Happened all the time.

Trust me when I say I’m not the only one who experienced this fate. Every reporter I’ve ever met has, at one time or another, been pressured, our boy Rand might say attacked, by an official wanting a story to reflect his or her view and absent any information that provides a contrary perspective.

If that didn’t work, they’d call the editor or maybe even the publisher. Sometimes the official applying the pressure has a good point. Most of the time they don’t. And let me be clear — if a publication ultimately bows to such pressure, the sin is on its hands, not the person applying the pressure.

It gets even more intense than that. Like most every state house reporter, I had tricky relations with the governors I covered. I experienced problems with one in particular, the late Brereton Jones, who I considered a phony, and I’ll just let it go at that. On a couple of occasions, I was called to the first floor of the Capital Building to provide Jones with the opportunity to ream me out personally.

And you know what? I’ve got no problem with that. It’s all part of the process. So tell me, what’s the difference between government officials pressuring reporters to toe the line and government officials telling social media moguls to toe the line and get their facts straight? You can always just take the heat and ignore their entreaties.

All of this reminds me of a story told by the late Ben Bradlee, the venerated editor of The Washington Post, who, as a White House reporter for Newsweek, had a difficult relationship with President Lyndon Johnson because he had been friends with LBJ’s predecessor, President John Kennedy.

Anyway, Bradlee authored something that stuck in Johnson’s craw — his craw was always stuck — and he called Bradlee into the Oval Office where he proceeded to call him everything but a good, Christian lad. Near the conclusion of the takedown, LBJ, noting that he had perhaps gone a little overboard, sought to make amends by telling Bradlee, in a leak that could only be attributed to a White House official, that he was not going to reappoint J. Edgar Hoover as director of the FBI.

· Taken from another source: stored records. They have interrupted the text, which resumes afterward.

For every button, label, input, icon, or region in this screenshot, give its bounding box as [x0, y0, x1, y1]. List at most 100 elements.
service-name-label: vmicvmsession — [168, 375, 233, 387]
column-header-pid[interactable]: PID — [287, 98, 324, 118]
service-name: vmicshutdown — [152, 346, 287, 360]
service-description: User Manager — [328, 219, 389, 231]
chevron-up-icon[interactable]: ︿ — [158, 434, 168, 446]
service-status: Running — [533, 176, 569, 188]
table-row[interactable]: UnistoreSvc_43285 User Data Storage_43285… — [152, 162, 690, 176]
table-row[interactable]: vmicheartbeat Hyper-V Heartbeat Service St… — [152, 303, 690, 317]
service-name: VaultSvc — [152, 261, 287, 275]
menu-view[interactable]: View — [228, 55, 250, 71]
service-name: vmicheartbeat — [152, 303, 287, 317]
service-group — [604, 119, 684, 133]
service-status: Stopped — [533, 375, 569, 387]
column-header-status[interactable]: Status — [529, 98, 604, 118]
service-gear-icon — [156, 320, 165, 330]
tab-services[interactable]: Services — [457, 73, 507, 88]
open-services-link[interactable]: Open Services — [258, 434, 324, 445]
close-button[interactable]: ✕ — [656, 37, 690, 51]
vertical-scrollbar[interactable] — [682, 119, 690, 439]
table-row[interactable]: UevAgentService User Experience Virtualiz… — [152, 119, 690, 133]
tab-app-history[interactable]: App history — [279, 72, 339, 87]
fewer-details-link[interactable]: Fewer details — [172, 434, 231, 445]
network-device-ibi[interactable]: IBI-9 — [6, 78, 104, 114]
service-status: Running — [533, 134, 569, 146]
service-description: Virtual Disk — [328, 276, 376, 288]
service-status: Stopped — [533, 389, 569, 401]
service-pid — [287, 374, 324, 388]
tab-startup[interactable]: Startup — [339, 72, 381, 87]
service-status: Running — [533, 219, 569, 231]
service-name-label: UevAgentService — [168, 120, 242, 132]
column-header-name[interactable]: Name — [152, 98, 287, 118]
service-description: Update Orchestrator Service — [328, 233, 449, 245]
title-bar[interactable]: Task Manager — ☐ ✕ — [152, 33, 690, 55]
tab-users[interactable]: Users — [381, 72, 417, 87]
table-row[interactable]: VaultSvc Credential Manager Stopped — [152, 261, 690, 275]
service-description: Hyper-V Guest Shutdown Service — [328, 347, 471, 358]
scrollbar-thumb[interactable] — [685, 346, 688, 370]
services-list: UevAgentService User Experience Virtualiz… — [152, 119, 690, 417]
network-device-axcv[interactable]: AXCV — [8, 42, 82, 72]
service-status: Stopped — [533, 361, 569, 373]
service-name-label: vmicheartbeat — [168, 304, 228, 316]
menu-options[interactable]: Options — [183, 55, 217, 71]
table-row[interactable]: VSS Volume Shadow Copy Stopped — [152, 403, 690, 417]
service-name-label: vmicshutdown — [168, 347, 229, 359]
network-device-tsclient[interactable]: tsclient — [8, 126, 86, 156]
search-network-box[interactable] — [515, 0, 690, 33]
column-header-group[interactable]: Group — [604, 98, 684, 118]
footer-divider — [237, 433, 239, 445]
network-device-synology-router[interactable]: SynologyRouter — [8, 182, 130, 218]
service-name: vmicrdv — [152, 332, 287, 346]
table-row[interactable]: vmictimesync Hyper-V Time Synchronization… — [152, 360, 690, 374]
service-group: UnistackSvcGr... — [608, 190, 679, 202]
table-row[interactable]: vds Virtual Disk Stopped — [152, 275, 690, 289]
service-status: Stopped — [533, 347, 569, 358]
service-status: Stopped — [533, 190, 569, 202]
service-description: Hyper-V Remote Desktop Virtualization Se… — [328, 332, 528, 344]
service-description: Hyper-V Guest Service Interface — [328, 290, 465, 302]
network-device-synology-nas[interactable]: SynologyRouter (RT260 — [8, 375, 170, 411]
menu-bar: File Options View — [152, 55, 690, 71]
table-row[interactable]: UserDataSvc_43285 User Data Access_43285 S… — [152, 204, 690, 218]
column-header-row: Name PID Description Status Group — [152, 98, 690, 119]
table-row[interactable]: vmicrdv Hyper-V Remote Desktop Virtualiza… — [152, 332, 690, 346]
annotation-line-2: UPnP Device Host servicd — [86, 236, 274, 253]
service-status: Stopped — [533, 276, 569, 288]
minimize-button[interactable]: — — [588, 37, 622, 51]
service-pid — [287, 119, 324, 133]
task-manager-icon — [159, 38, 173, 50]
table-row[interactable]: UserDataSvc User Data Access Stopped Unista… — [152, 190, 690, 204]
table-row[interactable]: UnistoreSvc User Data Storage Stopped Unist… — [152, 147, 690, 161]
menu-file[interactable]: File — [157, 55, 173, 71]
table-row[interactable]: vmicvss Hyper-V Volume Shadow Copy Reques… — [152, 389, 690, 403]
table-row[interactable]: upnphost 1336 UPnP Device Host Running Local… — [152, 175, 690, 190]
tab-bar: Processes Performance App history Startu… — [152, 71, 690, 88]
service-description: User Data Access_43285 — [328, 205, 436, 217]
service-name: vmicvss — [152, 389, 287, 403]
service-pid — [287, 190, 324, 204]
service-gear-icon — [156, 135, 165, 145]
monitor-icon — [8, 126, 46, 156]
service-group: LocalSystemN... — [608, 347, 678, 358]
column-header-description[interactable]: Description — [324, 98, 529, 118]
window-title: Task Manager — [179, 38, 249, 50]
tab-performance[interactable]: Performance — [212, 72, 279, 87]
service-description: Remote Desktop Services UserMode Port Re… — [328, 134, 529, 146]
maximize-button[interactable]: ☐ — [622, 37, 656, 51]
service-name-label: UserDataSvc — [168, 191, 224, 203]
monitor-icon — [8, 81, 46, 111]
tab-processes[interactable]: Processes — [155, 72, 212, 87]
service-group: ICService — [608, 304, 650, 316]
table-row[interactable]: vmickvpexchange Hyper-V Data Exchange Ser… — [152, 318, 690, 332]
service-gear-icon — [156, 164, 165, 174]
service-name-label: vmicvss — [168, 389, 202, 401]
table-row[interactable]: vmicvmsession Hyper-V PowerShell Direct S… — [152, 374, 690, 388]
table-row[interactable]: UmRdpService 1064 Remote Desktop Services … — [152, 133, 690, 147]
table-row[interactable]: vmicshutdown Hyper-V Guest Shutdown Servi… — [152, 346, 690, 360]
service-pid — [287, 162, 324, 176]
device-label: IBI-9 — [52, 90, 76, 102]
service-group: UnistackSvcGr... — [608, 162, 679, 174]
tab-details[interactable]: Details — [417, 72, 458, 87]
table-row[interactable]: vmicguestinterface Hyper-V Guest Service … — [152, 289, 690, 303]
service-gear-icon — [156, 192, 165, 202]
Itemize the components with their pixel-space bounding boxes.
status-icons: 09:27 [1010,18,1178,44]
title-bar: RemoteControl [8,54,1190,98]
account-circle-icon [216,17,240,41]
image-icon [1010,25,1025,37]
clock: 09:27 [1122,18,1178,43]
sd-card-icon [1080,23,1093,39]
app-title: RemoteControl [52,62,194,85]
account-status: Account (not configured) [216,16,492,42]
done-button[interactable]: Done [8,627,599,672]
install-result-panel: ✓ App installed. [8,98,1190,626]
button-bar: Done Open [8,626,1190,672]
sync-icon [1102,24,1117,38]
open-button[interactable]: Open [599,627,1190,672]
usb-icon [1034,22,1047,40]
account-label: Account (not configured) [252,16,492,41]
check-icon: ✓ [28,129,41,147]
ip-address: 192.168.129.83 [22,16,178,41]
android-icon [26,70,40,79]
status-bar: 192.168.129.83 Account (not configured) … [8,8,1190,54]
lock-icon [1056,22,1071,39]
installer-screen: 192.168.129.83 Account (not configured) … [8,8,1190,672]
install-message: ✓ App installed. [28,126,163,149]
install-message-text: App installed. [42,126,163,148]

Scoop in hand, Bradlee did what any good reporter would do – he wrote a story, citing a White House source, saying Hoover was a goner.

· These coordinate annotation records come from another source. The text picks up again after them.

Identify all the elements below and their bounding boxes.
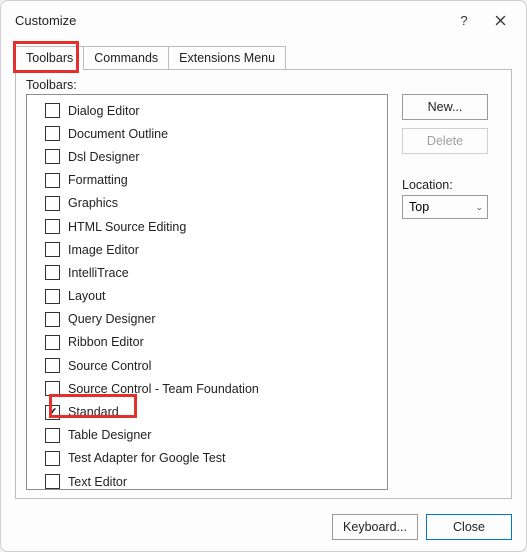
list-item-label: Document Outline xyxy=(68,127,168,141)
tab-commands[interactable]: Commands xyxy=(83,46,169,70)
delete-button: Delete xyxy=(402,128,488,154)
list-item[interactable]: Layout xyxy=(31,285,383,308)
checkbox-icon[interactable] xyxy=(45,358,60,373)
checkbox-icon[interactable] xyxy=(45,451,60,466)
list-item-label: Layout xyxy=(68,289,106,303)
list-item-label: Text Editor xyxy=(68,475,127,489)
list-item-label: Table Designer xyxy=(68,428,151,442)
location-select[interactable]: Top ⌄ xyxy=(402,195,488,219)
list-item-label: HTML Source Editing xyxy=(68,220,186,234)
list-item[interactable]: Test Adapter for Google Test xyxy=(31,447,383,470)
dialog-title: Customize xyxy=(15,13,446,28)
checkbox-icon[interactable] xyxy=(45,312,60,327)
list-item-label: Graphics xyxy=(68,196,118,210)
checkbox-icon[interactable] xyxy=(45,289,60,304)
list-item[interactable]: IntelliTrace xyxy=(31,261,383,284)
toolbars-listbox[interactable]: Dialog Editor Document Outline Dsl Designe… xyxy=(26,94,388,490)
list-item[interactable]: Source Control - Team Foundation xyxy=(31,377,383,400)
new-button[interactable]: New... xyxy=(402,94,488,120)
list-item[interactable]: Dialog Editor xyxy=(31,99,383,122)
keyboard-button[interactable]: Keyboard... xyxy=(332,514,418,540)
list-item[interactable]: Source Control xyxy=(31,354,383,377)
location-value: Top xyxy=(409,200,429,214)
tab-toolbars[interactable]: Toolbars xyxy=(15,46,84,70)
checkbox-icon[interactable] xyxy=(45,265,60,280)
location-label: Location: xyxy=(402,178,488,192)
list-item-label: Image Editor xyxy=(68,243,139,257)
list-item-label: Query Designer xyxy=(68,312,156,326)
checkbox-icon[interactable] xyxy=(45,474,60,489)
close-button[interactable]: Close xyxy=(426,514,512,540)
tab-page-toolbars: Toolbars: Dialog EditorDocument OutlineD… xyxy=(15,69,512,499)
list-item[interactable]: Formatting xyxy=(31,169,383,192)
list-item-label: Source Control xyxy=(68,359,151,373)
list-item-label: Source Control - Team Foundation xyxy=(68,382,259,396)
checkbox-icon[interactable] xyxy=(45,428,60,443)
list-item-label: Dsl Designer xyxy=(68,150,140,164)
list-item-label: Dialog Editor xyxy=(68,104,140,118)
chevron-down-icon: ⌄ xyxy=(475,202,483,213)
list-item[interactable]: Standard xyxy=(31,400,383,423)
list-item[interactable]: Dsl Designer xyxy=(31,145,383,168)
list-item-label: Formatting xyxy=(68,173,128,187)
titlebar: Customize ? xyxy=(1,1,526,39)
list-item[interactable]: Image Editor xyxy=(31,238,383,261)
checkbox-icon[interactable] xyxy=(45,219,60,234)
checkbox-icon[interactable] xyxy=(45,405,60,420)
list-item[interactable]: Graphics xyxy=(31,192,383,215)
list-item[interactable]: Document Outline xyxy=(31,122,383,145)
close-icon xyxy=(495,15,506,26)
help-button[interactable]: ? xyxy=(446,6,482,34)
list-item[interactable]: Text Editor xyxy=(31,470,383,490)
checkbox-icon[interactable] xyxy=(45,381,60,396)
checkbox-icon[interactable] xyxy=(45,103,60,118)
checkbox-icon[interactable] xyxy=(45,335,60,350)
list-item-label: IntelliTrace xyxy=(68,266,129,280)
window-close-button[interactable] xyxy=(482,6,518,34)
checkbox-icon[interactable] xyxy=(45,196,60,211)
checkbox-icon[interactable] xyxy=(45,173,60,188)
list-item[interactable]: Query Designer xyxy=(31,308,383,331)
list-item[interactable]: Ribbon Editor xyxy=(31,331,383,354)
tab-extensions-menu[interactable]: Extensions Menu xyxy=(168,46,286,70)
tab-strip: Toolbars Commands Extensions Menu xyxy=(15,45,512,69)
list-item-label: Standard xyxy=(68,405,119,419)
list-item-label: Test Adapter for Google Test xyxy=(68,451,226,465)
content-area: Toolbars Commands Extensions Menu Toolba… xyxy=(1,39,526,503)
list-item[interactable]: Table Designer xyxy=(31,424,383,447)
customize-dialog: Customize ? Toolbars Commands Extensions… xyxy=(0,0,527,552)
list-item-label: Ribbon Editor xyxy=(68,335,144,349)
checkbox-icon[interactable] xyxy=(45,126,60,141)
list-item[interactable]: HTML Source Editing xyxy=(31,215,383,238)
toolbars-list-label: Toolbars: xyxy=(26,78,501,92)
checkbox-icon[interactable] xyxy=(45,149,60,164)
checkbox-icon[interactable] xyxy=(45,242,60,257)
side-panel: New... Delete Location: Top ⌄ xyxy=(402,94,488,490)
dialog-footer: Keyboard... Close xyxy=(1,503,526,551)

The afternoon following the morning when the story was published, LBJ held a press conference where he announced he was reappointing J. Edgar Hoover as director of the FBI.

At the conclusion of the briefing, Johnson spotted his press secretary, Bill Moyers, and motioned him over.

“Call Ben Bradlee,” he whispered in Moyer’s ear, “and tell him I said f— you.”

Given all that, why does social media deserve the sort of treatment never afforded newspapers? Freedom of speech isn’t limited to the lords of social media. The White House has the same constitution allowing it to throw in its two-cents as well.